Namun, mungkin belum banyak orang tahu bahwa anjing pelacak bisa melacak penyakit, misalnya malaria, kanker, dan penyakit Parkinson.
Police dogs in Chile are being trained to detect Covid-19 in humans by sniffing their sweat. The “bio-detector” canines are expected to be trained by mid-September and sent to places with high concentrations of people. pic.twitter.com/Q3bB4hM5G6
— M N A (@mnaEN) July 23, 2020
Di Chili, melanjutkan penemuan sebuah riset di Inggris, polisi melatih anjing pelacak untuk mengendus keringat orang yang terinfeksi COVID-19. Ketika anjing berhasil mengidentifikasi seorang yang aroma keringatnya khas, tim kesehatan akan membawa orang tersebut keluar dari kerumunan dan memberikan tes PCR untuk mengetes adanya infeksi COVID-19.
Prevention Paradox
Protokol kesehatan tak selalu mendorong orang untuk mencuci tangan lebih rajin, atau memakai masker setiap kali berada di ruang publik.
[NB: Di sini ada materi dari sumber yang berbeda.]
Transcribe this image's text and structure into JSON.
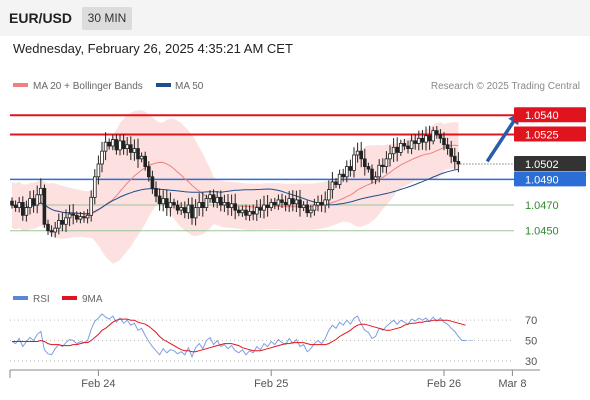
{
  "header": {
    "symbol": "EUR/USD",
    "timeframe": "30 MIN",
    "datetime": "Wednesday, February 26, 2025 4:35:21 AM CET"
  },
  "chart_data": [
    {
      "type": "candlestick",
      "title": "",
      "legend": [
        {
          "name": "MA 20 + Bollinger Bands",
          "color": "#f08080"
        },
        {
          "name": "MA 50",
          "color": "#1f4e8c"
        }
      ],
      "credit": "Research © 2025 Trading Central",
      "ylim": [
        1.041,
        1.0555
      ],
      "last_price": "1.0502",
      "x_ticks": [
        {
          "label": "Feb 24",
          "index": 24
        },
        {
          "label": "Feb 25",
          "index": 72
        },
        {
          "label": "Feb 26",
          "index": 120
        },
        {
          "label": "Mar 8",
          "index": 139
        }
      ],
      "levels": [
        {
          "value": 1.054,
          "label": "1.0540",
          "color": "#e0141e",
          "style": "tag"
        },
        {
          "value": 1.0525,
          "label": "1.0525",
          "color": "#e0141e",
          "style": "tag"
        },
        {
          "value": 1.049,
          "label": "1.0490",
          "color": "#2b6fd6",
          "style": "tag"
        },
        {
          "value": 1.047,
          "label": "1.0470",
          "color": "#2e8b2e",
          "style": "text"
        },
        {
          "value": 1.045,
          "label": "1.0450",
          "color": "#2e8b2e",
          "style": "text"
        }
      ],
      "projection": {
        "from": [
          132,
          1.0504
        ],
        "to": [
          140,
          1.0538
        ],
        "color": "#2a5caa"
      },
      "candles_close": [
        1.047,
        1.0468,
        1.0472,
        1.0462,
        1.0468,
        1.0475,
        1.047,
        1.0478,
        1.0483,
        1.0455,
        1.045,
        1.0449,
        1.0452,
        1.0458,
        1.0455,
        1.046,
        1.0463,
        1.0462,
        1.0459,
        1.0461,
        1.046,
        1.0462,
        1.0476,
        1.0492,
        1.0502,
        1.0512,
        1.0519,
        1.0516,
        1.0521,
        1.0513,
        1.052,
        1.0514,
        1.0517,
        1.0511,
        1.0514,
        1.0506,
        1.0508,
        1.05,
        1.0492,
        1.0483,
        1.0477,
        1.0471,
        1.0475,
        1.0468,
        1.0472,
        1.047,
        1.0466,
        1.0468,
        1.0464,
        1.047,
        1.046,
        1.0468,
        1.0472,
        1.0468,
        1.0475,
        1.0478,
        1.0472,
        1.0476,
        1.047,
        1.0472,
        1.0468,
        1.0471,
        1.0466,
        1.0464,
        1.0466,
        1.0462,
        1.0465,
        1.0463,
        1.0468,
        1.0466,
        1.047,
        1.0468,
        1.0472,
        1.047,
        1.0474,
        1.0472,
        1.047,
        1.0475,
        1.0471,
        1.0474,
        1.0468,
        1.047,
        1.0464,
        1.0466,
        1.047,
        1.0472,
        1.047,
        1.0474,
        1.0482,
        1.0488,
        1.0486,
        1.0494,
        1.0492,
        1.05,
        1.0497,
        1.0509,
        1.0512,
        1.0506,
        1.05,
        1.0498,
        1.049,
        1.0492,
        1.0501,
        1.05,
        1.0506,
        1.051,
        1.0515,
        1.0511,
        1.0518,
        1.0516,
        1.0514,
        1.052,
        1.0518,
        1.0522,
        1.0519,
        1.0524,
        1.052,
        1.0528,
        1.0525,
        1.0522,
        1.0517,
        1.0514,
        1.0508,
        1.0504,
        1.0502
      ]
    },
    {
      "type": "line",
      "title": "",
      "legend": [
        {
          "name": "RSI",
          "color": "#5b86d8"
        },
        {
          "name": "9MA",
          "color": "#e0141e"
        }
      ],
      "ylim": [
        25,
        78
      ],
      "y_ticks": [
        70,
        50,
        30
      ],
      "rsi": [
        49,
        47,
        52,
        44,
        49,
        53,
        50,
        56,
        59,
        41,
        37,
        36,
        42,
        46,
        44,
        48,
        51,
        50,
        47,
        49,
        48,
        50,
        61,
        69,
        72,
        76,
        73,
        71,
        74,
        68,
        72,
        67,
        70,
        65,
        67,
        60,
        62,
        55,
        49,
        44,
        40,
        36,
        42,
        38,
        41,
        40,
        37,
        39,
        36,
        43,
        34,
        43,
        47,
        42,
        50,
        53,
        46,
        50,
        44,
        46,
        42,
        45,
        40,
        38,
        41,
        36,
        40,
        38,
        44,
        41,
        47,
        44,
        49,
        46,
        51,
        48,
        46,
        52,
        47,
        51,
        44,
        46,
        39,
        42,
        47,
        50,
        47,
        52,
        60,
        65,
        62,
        68,
        65,
        70,
        66,
        72,
        74,
        66,
        60,
        58,
        52,
        54,
        62,
        60,
        64,
        67,
        70,
        66,
        70,
        68,
        66,
        71,
        69,
        72,
        70,
        72,
        69,
        73,
        69,
        72,
        68,
        66,
        62,
        59,
        54,
        50,
        50
      ],
      "rsi_ma": [
        49,
        49,
        49,
        49,
        49,
        49,
        49,
        49,
        50,
        49,
        47,
        46,
        46,
        46,
        45,
        45,
        45,
        46,
        46,
        47,
        48,
        48,
        50,
        53,
        56,
        60,
        62,
        65,
        68,
        70,
        71,
        71,
        71,
        70,
        70,
        68,
        67,
        66,
        64,
        61,
        58,
        54,
        51,
        49,
        47,
        45,
        43,
        41,
        40,
        40,
        39,
        39,
        40,
        41,
        42,
        43,
        44,
        45,
        46,
        47,
        47,
        47,
        46,
        45,
        43,
        42,
        41,
        40,
        40,
        40,
        41,
        42,
        43,
        44,
        45,
        46,
        47,
        47,
        48,
        48,
        48,
        48,
        47,
        46,
        46,
        46,
        46,
        46,
        47,
        49,
        51,
        54,
        56,
        58,
        60,
        63,
        65,
        66,
        66,
        65,
        64,
        63,
        62,
        61,
        60,
        60,
        61,
        62,
        63,
        65,
        66,
        67,
        67,
        68,
        68,
        69,
        69,
        70,
        70,
        70,
        70,
        70,
        69,
        68,
        67,
        66,
        65
      ]
    }
  ]
}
Pemberlakuan protokol kesehatan juga bisa menimbulkan perlawanan dari warga.
Perlawanan itu bisa berupa demonstrasi tanpa masker, seperti yang terjadi baru-baru ini di Berlin, Jerman. Juga bisa penyebaran konten-konten yang mempertanyakan kebenaran fakta pandemi COVID-19.
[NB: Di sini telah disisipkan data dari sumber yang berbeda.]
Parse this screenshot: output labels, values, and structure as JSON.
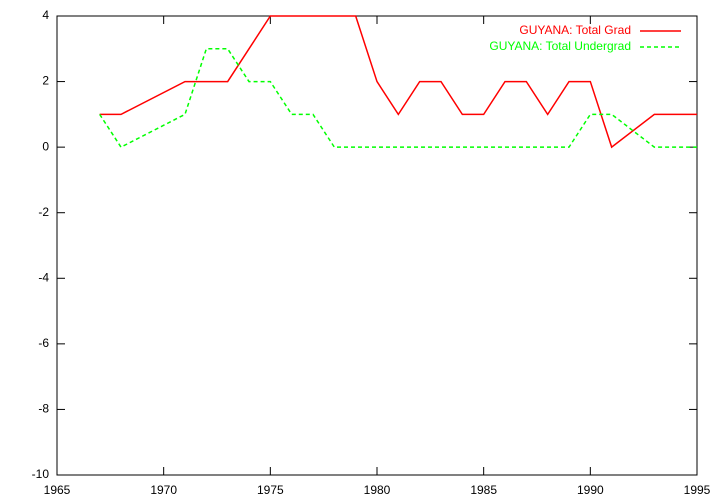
{
  "chart_data": {
    "type": "line",
    "x": [
      1967,
      1968,
      1971,
      1972,
      1973,
      1974,
      1975,
      1976,
      1977,
      1978,
      1979,
      1980,
      1981,
      1982,
      1983,
      1984,
      1985,
      1986,
      1987,
      1988,
      1989,
      1990,
      1991,
      1993,
      1994,
      1995
    ],
    "series": [
      {
        "name": "GUYANA: Total Grad",
        "color": "#ff0000",
        "dash": false,
        "values": [
          1,
          1,
          2,
          2,
          2,
          3,
          4,
          4,
          4,
          4,
          4,
          2,
          1,
          2,
          2,
          1,
          1,
          2,
          2,
          1,
          2,
          2,
          0,
          1,
          1,
          1
        ]
      },
      {
        "name": "GUYANA: Total Undergrad",
        "color": "#00ff00",
        "dash": true,
        "values": [
          1,
          0,
          1,
          3,
          3,
          2,
          2,
          1,
          1,
          0,
          0,
          0,
          0,
          0,
          0,
          0,
          0,
          0,
          0,
          0,
          0,
          1,
          1,
          0,
          0,
          0
        ]
      }
    ],
    "xlim": [
      1965,
      1995
    ],
    "xticks": [
      1965,
      1970,
      1975,
      1980,
      1985,
      1990,
      1995
    ],
    "ylim": [
      -10,
      4
    ],
    "yticks": [
      -10,
      -8,
      -6,
      -4,
      -2,
      0,
      2,
      4
    ],
    "legend": "top-right"
  }
}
Misalnya, di Indonesia, baru-baru ini banyak beredar mengenai pernyataan-pernyataan kontroversial dari Jerinx, drummer Superman is Dead. Ada juga konten Youtube dari Anji, ex vokalis band Drive, yang banyak memberi pernyataan yang mengundang kritik publik.
Thousands march in Berlin to protest coronavirus curbs https://t.co/LHTewXGE7H pic.twitter.com/UCQvXa56XG
— Reuters (@Reuters) August 1, 2020
Pada akhirnya, situasi ini menandakan bahwa masyarakat tak hanya harus menghadapi ancaman riil terinfeksi COVID-19. Namun, tiap orang juga harus menghadapi rasa bosan, penasaran, ketidakpercayaan, dan banyak hal lain, yang menjadi tantangan dalam penanggulangan pandemi COVID-19 di Indonesia.